Connections are comprehensive and the rear panel, in stark contrast to the simplicity of the minimalist front, is crammed full of sockets of one kind or another. There are three pairs of balanced (XLR) inputs and two single-ended (RCA) ones. There is a balanced XLR line output too which can be used should you feel the need to go for a bi-amped set-up which would be fascinating. Speaker connections are a model of excellence as you can employ 4mm or spade terminals with ease and superbly solid connections. They are some of the best out there.
To further enhance the amplifier’s versatility there are two optional modules available either on delivery or as a half-hour retro-fit by your friendly dealer. Vitus has an excellent reputation where DACs are concerned, and for around £2k you can enhance the possibilities of the RI-101 considerably by adding one. For £3k you have the option of adding a DAC / streamer. These include additional digital inputs and allow the amplifier to function as a digital hub. Now that streaming has really come into its own I can imagine many customers being very interested in this option. The review sample had not been fitted with these modules though.
From the box, I thought the new Vitus to be rather flat sounding and quite dry, which I had anticipated. It was as powerful as expected and the promise of fine detail sitting atop a low-end of unusual power, and impressive grip needed several days to come together and a few weeks of musical work-outs before finally expanding into the joyous, muscular device that sits atop some Stillpoints as I write. Just have a bit of patience and it will come good as the whole scope and presentation of the amplifier moves to another level, the focus clicks into place, and the recorded ambience opens wider and wider. It’s about now that it really begins to flex its considerable muscles at all levels and gets to grip with really ‘driving’ the speakers.
So, I am trying to learn the ‘Kid Charlemagne’ guitar solo (from The Royal Scam), played by Larry Carlton, courtesy of Tidal and the RI-101 has taken over amplification duties while a dCS Vivaldi DAC is giving it every musical chance to perform. Down in the basement of the song lurk Bernard Purdie and Chuck Rainey, the drummer and bass player, and I became entirely fascinated with the semi-shuffle pattern they are laying down. The Vitus has complete control over the song and the recording. Bernard is the master of doing everything while seeming to do very little. His little pushes and angular rhythmically hypnotic skips are really what drive the song and give it such a classy feel. The RI-101 punches this rhythm out, and the way that his very understated bass drum works with Chuck Rainey’s astonishingly precise bass guitar is nothing less than magical, bringing a really locked-in feel.
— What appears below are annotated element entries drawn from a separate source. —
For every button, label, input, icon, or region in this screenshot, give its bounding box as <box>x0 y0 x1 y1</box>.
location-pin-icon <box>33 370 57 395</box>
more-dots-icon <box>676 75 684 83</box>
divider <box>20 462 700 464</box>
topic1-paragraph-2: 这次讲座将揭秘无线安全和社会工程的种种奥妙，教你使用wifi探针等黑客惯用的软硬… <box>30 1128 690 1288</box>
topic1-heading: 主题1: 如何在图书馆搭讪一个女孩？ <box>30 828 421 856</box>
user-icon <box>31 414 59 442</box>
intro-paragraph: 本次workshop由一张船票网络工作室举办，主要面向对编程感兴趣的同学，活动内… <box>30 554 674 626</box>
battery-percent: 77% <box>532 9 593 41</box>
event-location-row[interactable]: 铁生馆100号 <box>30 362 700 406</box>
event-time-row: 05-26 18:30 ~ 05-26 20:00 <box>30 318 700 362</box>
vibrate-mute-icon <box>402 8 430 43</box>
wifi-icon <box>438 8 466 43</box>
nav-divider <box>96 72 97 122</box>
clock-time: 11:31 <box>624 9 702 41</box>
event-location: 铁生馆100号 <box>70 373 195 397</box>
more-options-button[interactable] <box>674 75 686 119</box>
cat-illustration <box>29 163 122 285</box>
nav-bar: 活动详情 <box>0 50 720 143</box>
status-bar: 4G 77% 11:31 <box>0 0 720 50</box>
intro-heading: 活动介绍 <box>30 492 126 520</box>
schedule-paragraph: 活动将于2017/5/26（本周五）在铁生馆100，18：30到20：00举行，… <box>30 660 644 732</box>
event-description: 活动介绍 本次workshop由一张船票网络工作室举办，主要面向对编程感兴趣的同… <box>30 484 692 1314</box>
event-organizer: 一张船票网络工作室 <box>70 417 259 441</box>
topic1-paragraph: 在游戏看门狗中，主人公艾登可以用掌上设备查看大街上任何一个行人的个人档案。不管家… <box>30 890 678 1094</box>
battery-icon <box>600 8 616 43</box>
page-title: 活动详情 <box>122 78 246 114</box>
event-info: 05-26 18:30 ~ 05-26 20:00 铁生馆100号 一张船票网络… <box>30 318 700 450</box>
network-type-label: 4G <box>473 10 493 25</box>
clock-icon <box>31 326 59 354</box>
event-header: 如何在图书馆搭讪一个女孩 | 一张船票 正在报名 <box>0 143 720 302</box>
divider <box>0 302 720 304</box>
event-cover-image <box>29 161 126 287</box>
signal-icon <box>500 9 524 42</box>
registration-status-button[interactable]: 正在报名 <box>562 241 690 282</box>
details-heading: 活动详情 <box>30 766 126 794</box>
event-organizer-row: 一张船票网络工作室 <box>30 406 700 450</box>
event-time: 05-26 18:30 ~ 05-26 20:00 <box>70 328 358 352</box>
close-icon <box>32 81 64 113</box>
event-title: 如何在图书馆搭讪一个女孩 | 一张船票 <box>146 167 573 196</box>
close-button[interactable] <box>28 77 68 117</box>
This amplifier allows you to delaminate the song if you want. This is a rhythm section like very, very few others and I cannot think I have ever heard better. The sense of movement through time and the way that these guys bring their utterly superb skills to the song, with so little apparent fanfare, move it to another, timeless level. I love the way the Vitus resolves all these components and that the increases in resolution and quietness have been so brilliantly incorporated to the benefit of the music. It’s not so much the extra detailing of the instruments but more about highlighting the way that the instruments are being played for me. It is also very good at allowing you to easily follow each and every line while maintaining a clear view of the whole. As for the guitar solo? It is one of the greats in my opinion, but I’m still struggling with that one I’m afraid.
The amplifier can swing a mighty 300 watts into 8 ohms and this, of course, is one of its significant features. As I asked earlier, who needs 300 watts? In my small room, I probably don’t, but that bottomless well of power makes itself felt even at modest levels to give a notable sense of ease to the dynamics. It’s that sense that you really need to hear to appreciate. Such a well of power is not only about volume. Add the increases in amplifier resolution and a purer sense of clarity to the rest of the onboard improvements, and you’ll realise that this has released the amplifier to open new musical details and subtleties and quite often, that’s where the magic lies.
The bass delivery is excellent and even better when you realise how joined-up it is with the entire bandwidth. It is about as tight and grippy as I have heard, but there is not even the slightest hint of compression or any compromise in extension. Tonally it is superb too. Push the RI-101 and it will ask big questions of the whole system. Play some music with thunderous bass and some serious drive and the RI-101 shows what it is all about. I have spoken in the past at the way the Class A Vitus amplifiers have such a beautiful way of unfolding rhythms, tempos, and sheer pace and have often described them as being like a fast flowing river of movement. The improvements to this new amplifier suggest that the Class A setting is not wholly responsible for this. This Vitus is a driving, punching rhythm machine. It delivers timing emphasis with ease and has the speed of recovery to match its sense of impact and note shaping. I can’t help but feel that this comes under the general heading of resolution that I see as covering a lot more than instrumental or vocal detail. The vital way that Hans Ole’s products illuminate musical movement inevitably has something to do with the inordinate amount of care taken with the power supply in his amplifiers. Add the lower noise floor and the excellent leading-edge control, ask it to drive a system fully capable of responding to high-end musical demands, and the new amplifier seems to be a much more capable performer that operates at a higher level altogether than the model it supercedes.